Katha: I understand and respect them. We should stop shaming one another. The circumstances are different for each person and it is not our place to judge someone easily. If you have a good network and feel physically well, you can go back to work after two weeks. Personally, I never managed to do that with four children, and I didn't want to.

WOMAN: Do you think this has any effect on the child?
Katha: At least I don't think the child is suffering from it. Questions like "Why is she having a child at all when she goes back to work" are a cheek. Also, I've never seen a man asked that question. Most of the time, this question is only asked to women. This "mother-shaming" probably has to do with our typical distribution of roles. If you look around in Scandinavian countries, it looks very different. It is quite normal there for mothers to go back to work very early. And you shouldn't forget that in some positions it is simply impossible to stay away from the job for months.
WOMAN: When is the perfect time to have kids?
Katha: An insanely difficult question for women these days. But I would answer: There is no such thing. I'm glad that it always worked for me without thinking too much. Once I was 23 and a student, once I was 37, already a mother of three and fully employed and I still don't know the answer …
WOMAN: Have you ever been afraid that the children would prevent you from advancing your career?
Katha: In my early twenties, I actually never asked myself this question. It's different now. With the little one who was born last year, I was already thinking about whether I could combine the baby with a job and a career. But my husband and I are very flexible here because we can divide up our working hours. Normal employees naturally need a lot of understanding from their employers, this applies to both father and mother. If the child is sick, if there is an emergency, you just have to be able to pick up a child spontaneously.
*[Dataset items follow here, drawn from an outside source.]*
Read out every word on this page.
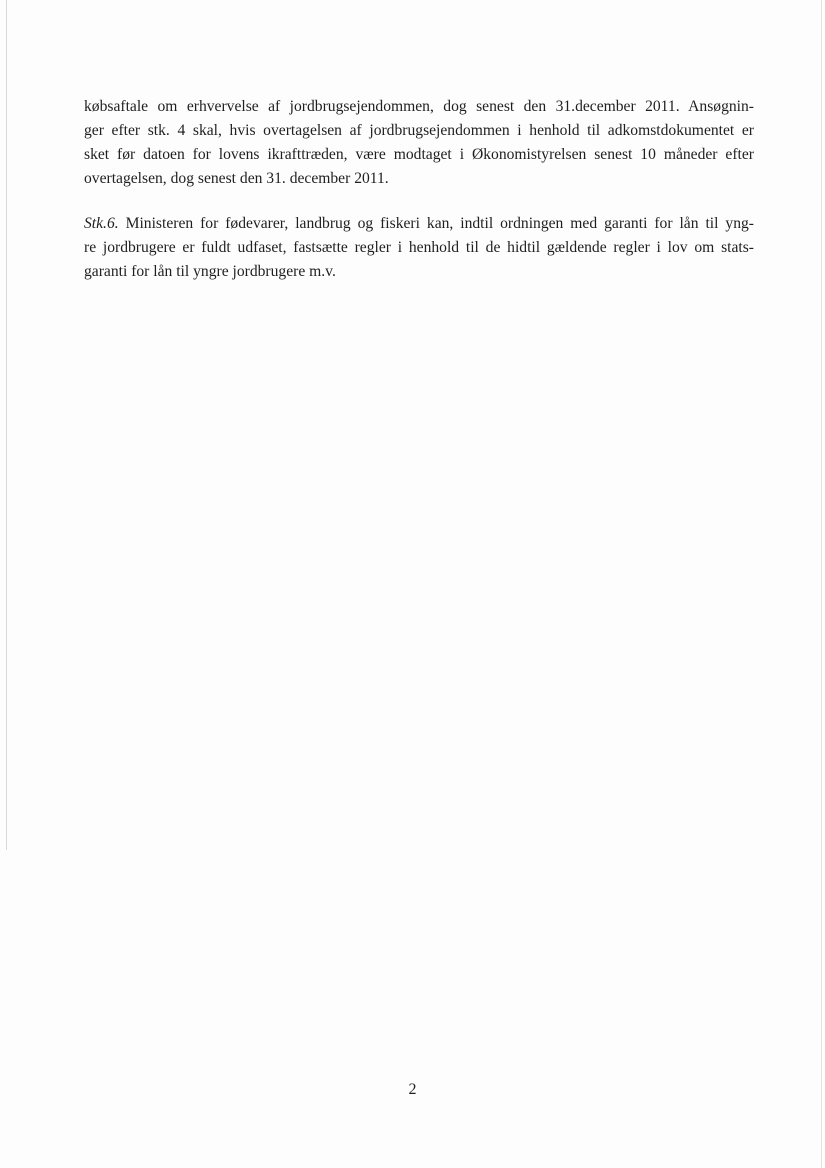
købsaftale om erhvervelse af jordbrugsejendommen, dog senest den 31.december 2011. Ansøgnin-
ger efter stk. 4 skal, hvis overtagelsen af jordbrugsejendommen i henhold til adkomstdokumentet er
sket før datoen for lovens ikrafttræden, være modtaget i Økonomistyrelsen senest 10 måneder efter
overtagelsen, dog senest den 31. december 2011.
Stk.6. Ministeren for fødevarer, landbrug og fiskeri kan, indtil ordningen med garanti for lån til yng-
re jordbrugere er fuldt udfaset, fastsætte regler i henhold til de hidtil gældende regler i lov om stats-
garanti for lån til yngre jordbrugere m.v.
2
In our company, that's not a problem, that's the advantage.
»EVERY mother is overwhelmed. Whether she has one child or four."
WOMAN: Looking back, would you do anything differently?
Katha: That's a good question … Maybe this time I would seek and accept help sooner. Always say “I can do it myself” and you don't have to fight. Whether this is the friend who comes by and you cry at her or if you only have a short phone call, that is often help enough for a mother. It is important to build a network. Discuss with other mothers who will pick up the children or who will look after them. And one thing can be believed me: EVERY mother is overwhelmed. Whether she has one child or four.

WOMAN: What kind of support would you like from the state?
Katha: After the parental leave period, the topic of childcare begins. I know from us and from other families that this topic causes pressure and problems again and again. Why? Because the opening times of the daycare centers are ridiculous. An after-school care center that closes at 5.30 p.m. (and that is at the latest) is out of the question for parents who have to work longer. In addition, it is really difficult to find childcare facilities for children under 3 years of age. As soon as you are pregnant you can start looking and have to register in order to get a place at all. But that's even easier in Vienna than in the country. Basically, I am an advocate of all-day care and school, because that way, more "quality time" stays at home. Then I don't have to study with my children in the evening, but can do things that we enjoy. That would be desirable!
WOMAN: In summary: What framework conditions have to be created so that one can combine child and career?
Katha: First and foremost, it is the financial framework that enables me to have someone look after my child. Be it a kindergarten that is open longer or a nanny who supports me. The network of friends and other parents is also essential. It is important that you never compare yourself to other mothers and allow yourself to be put under pressure. Nobody is perfect. Whoever says it's easy is lying!